The picture shows hemp swatches. I've been researching hemp clothing for the new book. Just how eco-friendly is it? By all accounts, it's much better than conventionally grown cotton, the most pesticide-intensive crop in the world. I've been wondering though, if hemp is so great, how come most of the hemp-clothing vendors online don't promote their clothing as organic? I got the answer today. I called a major hemp vendor in California; his web site sells hemp clothing and other hemp products. He reminded me that it's illegal to grow hemp in the US, because it's technically the same plant as marijuana. I knew that, just forgot. Hemp however is from a variety of Cannabis that is useless as a mind-altering substance, because it contains hardly any THC. The hemp vendor I called told me that virtually all the hemp sold in the US is grown and manufactured into textiles in either China or Romania. I told him I had just seen the video "Wal-mart: the high cost of low prices" about Chinese sweatshops. I told him I was leery of any clothing manufactured in China. He said he'd been to one of the factories that produces his textiles. What was it like?, I asked him. It was "just a regular factory" he said. I didn't think to ask him about wages or hours per week on the job - those are two things that define sweatshops. Plus child labor and dangerous working conditions. I should call him back. But anyway, he pointed out to me that fabrics grown and manufactured outside of the US are not going to be certified organic by the USDA, because the USDA certifiers are not in China and Romania.

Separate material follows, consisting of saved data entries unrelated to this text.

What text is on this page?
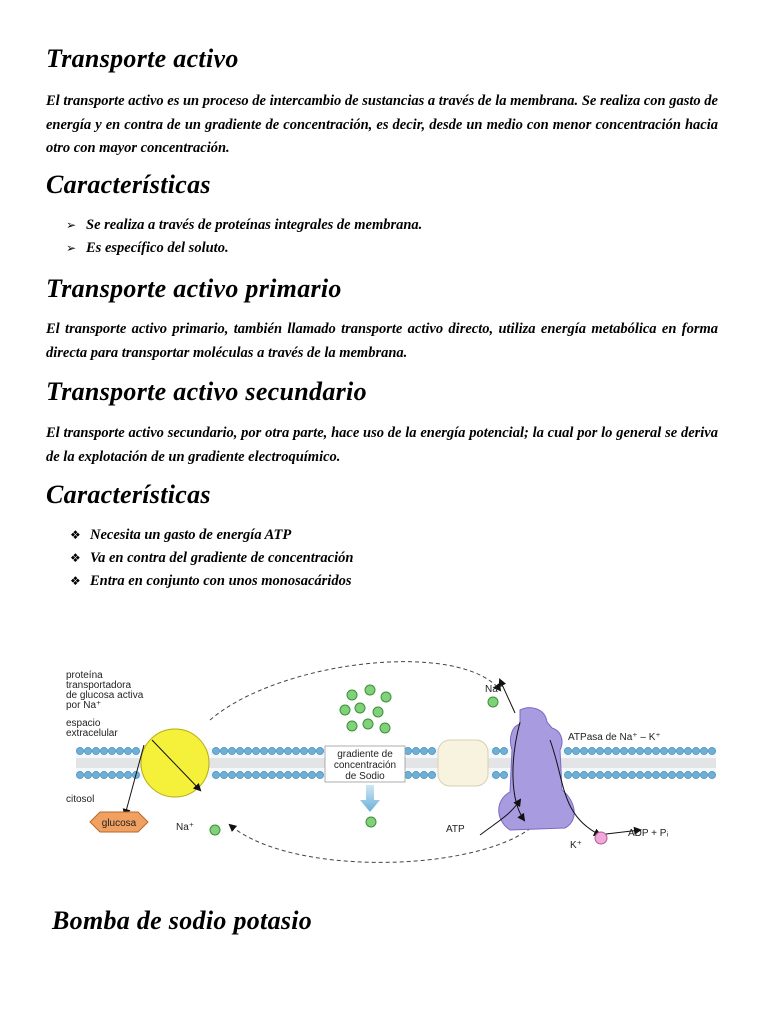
Transporte activo

El transporte activo es un proceso de intercambio de sustancias a través de la membrana. Se realiza con gasto de energía y en contra de un gradiente de concentración, es decir, desde un medio con menor concentración hacia otro con mayor concentración.

Características
➢ Se realiza a través de proteínas integrales de membrana.
➢ Es específico del soluto.
Transporte activo primario

El transporte activo primario, también llamado transporte activo directo, utiliza energía metabólica en forma directa para transportar moléculas a través de la membrana.

Transporte activo secundario

El transporte activo secundario, por otra parte, hace uso de la energía potencial; la cual por lo general se deriva de la explotación de un gradiente electroquímico.

Características
❖ Necesita un gasto de energía ATP
❖ Va en contra del gradiente de concentración
❖ Entra en conjunto con unos monosacáridos
gradiente de
concentración
de Sodio
glucosa
proteína
transportadora
de glucosa activa
por Na⁺
espacio
extracelular
citosol
Na⁺
Na⁺
ATPasa de Na⁺ – K⁺
ATP
K⁺
ADP + Pᵢ
Bomba de sodio potasio
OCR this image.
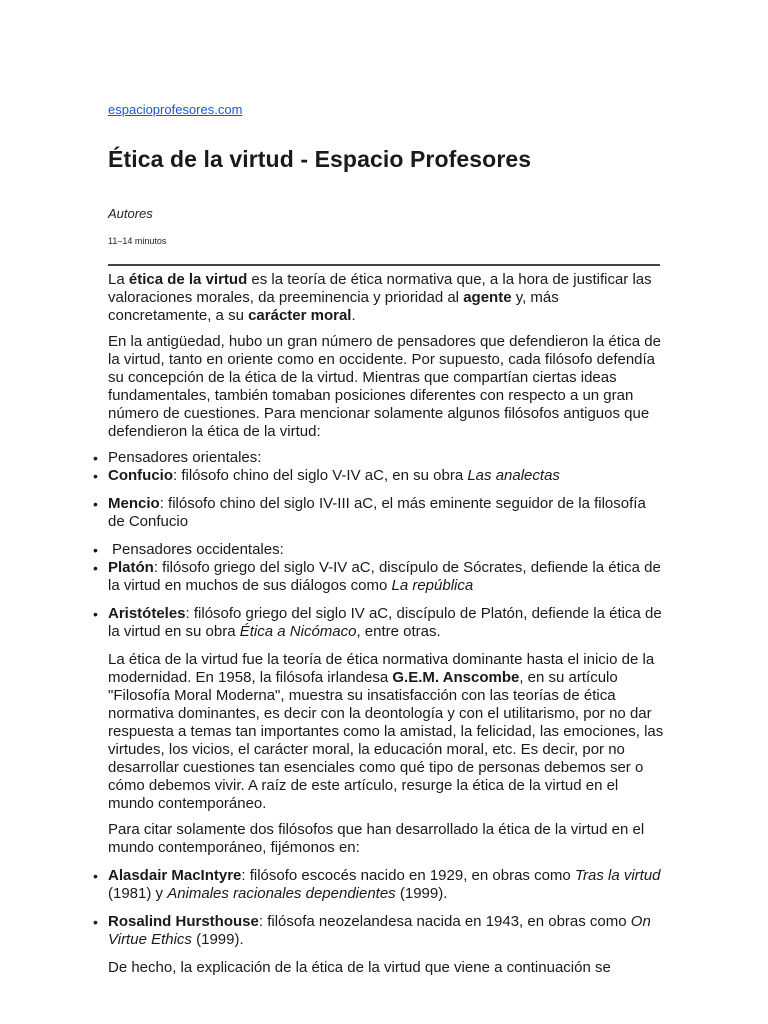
espacioprofesores.com
Ética de la virtud - Espacio Profesores
Autores
11–14 minutos

La ética de la virtud es la teoría de ética normativa que, a la hora de justificar las valoraciones morales, da preeminencia y prioridad al agente y, más concretamente, a su carácter moral.

En la antigüedad, hubo un gran número de pensadores que defendieron la ética de la virtud, tanto en oriente como en occidente. Por supuesto, cada filósofo defendía su concepción de la ética de la virtud. Mientras que compartían ciertas ideas fundamentales, también tomaban posiciones diferentes con respecto a un gran número de cuestiones. Para mencionar solamente algunos filósofos antiguos que defendieron la ética de la virtud:

• Pensadores orientales:
• Confucio: filósofo chino del siglo V-IV aC, en su obra Las analectas
• Mencio: filósofo chino del siglo IV-III aC, el más eminente seguidor de la filosofía de Confucio
• Pensadores occidentales:
• Platón: filósofo griego del siglo V-IV aC, discípulo de Sócrates, defiende la ética de la virtud en muchos de sus diálogos como La república
• Aristóteles: filósofo griego del siglo IV aC, discípulo de Platón, defiende la ética de la virtud en su obra Ética a Nicómaco, entre otras.

La ética de la virtud fue la teoría de ética normativa dominante hasta el inicio de la modernidad. En 1958, la filósofa irlandesa G.E.M. Anscombe, en su artículo "Filosofía Moral Moderna", muestra su insatisfacción con las teorías de ética normativa dominantes, es decir con la deontología y con el utilitarismo, por no dar respuesta a temas tan importantes como la amistad, la felicidad, las emociones, las virtudes, los vicios, el carácter moral, la educación moral, etc. Es decir, por no desarrollar cuestiones tan esenciales como qué tipo de personas debemos ser o cómo debemos vivir. A raíz de este artículo, resurge la ética de la virtud en el mundo contemporáneo.

Para citar solamente dos filósofos que han desarrollado la ética de la virtud en el mundo contemporáneo, fijémonos en:

• Alasdair MacIntyre: filósofo escocés nacido en 1929, en obras como Tras la virtud (1981) y Animales racionales dependientes (1999).
• Rosalind Hursthouse: filósofa neozelandesa nacida en 1943, en obras como On Virtue Ethics (1999).

De hecho, la explicación de la ética de la virtud que viene a continuación se
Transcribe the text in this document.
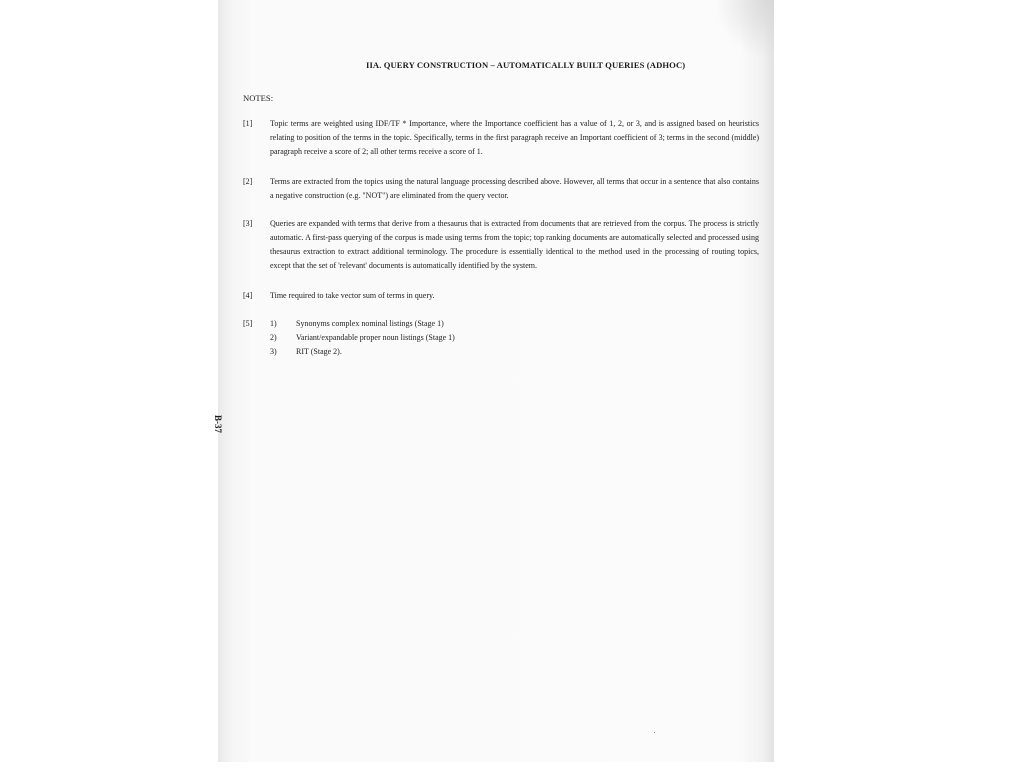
IIA. QUERY CONSTRUCTION – AUTOMATICALLY BUILT QUERIES (ADHOC)
NOTES:
[1] Topic terms are weighted using IDF/TF * Importance, where the Importance coefficient has a value of 1, 2, or 3, and is assigned based on heuristics relating to position of the terms in the topic. Specifically, terms in the first paragraph receive an Important coefficient of 3; terms in the second (middle) paragraph receive a score of 2; all other terms receive a score of 1.
[2] Terms are extracted from the topics using the natural language processing described above. However, all terms that occur in a sentence that also contains a negative construction (e.g. "NOT") are eliminated from the query vector.
[3] Queries are expanded with terms that derive from a thesaurus that is extracted from documents that are retrieved from the corpus. The process is strictly automatic. A first-pass querying of the corpus is made using terms from the topic; top ranking documents are automatically selected and processed using thesaurus extraction to extract additional terminology. The procedure is essentially identical to the method used in the processing of routing topics, except that the set of 'relevant' documents is automatically identified by the system.
[4] Time required to take vector sum of terms in query.
[5] 1) Synonyms complex nominal listings (Stage 1)
2) Variant/expandable proper noun listings (Stage 1)
3) RIT (Stage 2).
B-37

He said even though hemp is not certified organic, it is earth-friendly. My reading has corroborated this. Hemp just doesn't have the voracious insect pests that are attracted to cotton, so pesticides are not needed. At least, they're not needed as much.
I asked him about bamboo fibers. Of course, I expected he might have a biased answer, since he sells hemp clothing and hemp other stuff. But I thought he might also have something interesting to say. He did. He said bamboo is not a natural fiber like hemp or cotton because there is no usable fiber in the bamboo itself. Rather the bamboo is ground up and treated with chemicals that turn it into a liquid. Then the liquid is shot out from something like a showerhead. The extruded streams of liquid harden into the fibers that are woven together to make bamboo fabric. Hmm. Didn't know that. That's not necessarily bad, unless the chemicals are bad. Need to research that, call some bamboo fabric vendors. See what they have to say about that. The plot thickens...
I've discovered in my perusal of various sources this week though that bamboo is grown in China and woven into textiles in China. Just like hemp. Now wait a minute! I don't want to wear clothes made in China! After the "Wal-mart: the high cost of low prices" documentary about abusive labor practices and sweatshops in developing Asian countries, I don't want anything produced there. So we're back to cotton. Organic cotton. Cotton uses a lot of land, even organic cotton. But....at least some of it is made here in the US. I need to research more about wages and working conditions of cotton laborers in the US. And I need to read about linen from flax.
But you know what the best answer is to the "green clothing" dilemma. Buy vintage clothing. I get most of my clothes from thrift stores. Three-fourths of used clothes wind up in the land-fill, so if I'm buying used stuff, I'm pulling it right out of the waste stream. I'm not supporting sweatshops or environmentally damaging practices.
I'm lucky though, we have a couple of really good thrift stores in my town, where the clothes are in good shape and easily accessed. The best one is run by AmVets.
More later on bamboo, hemp, and linen.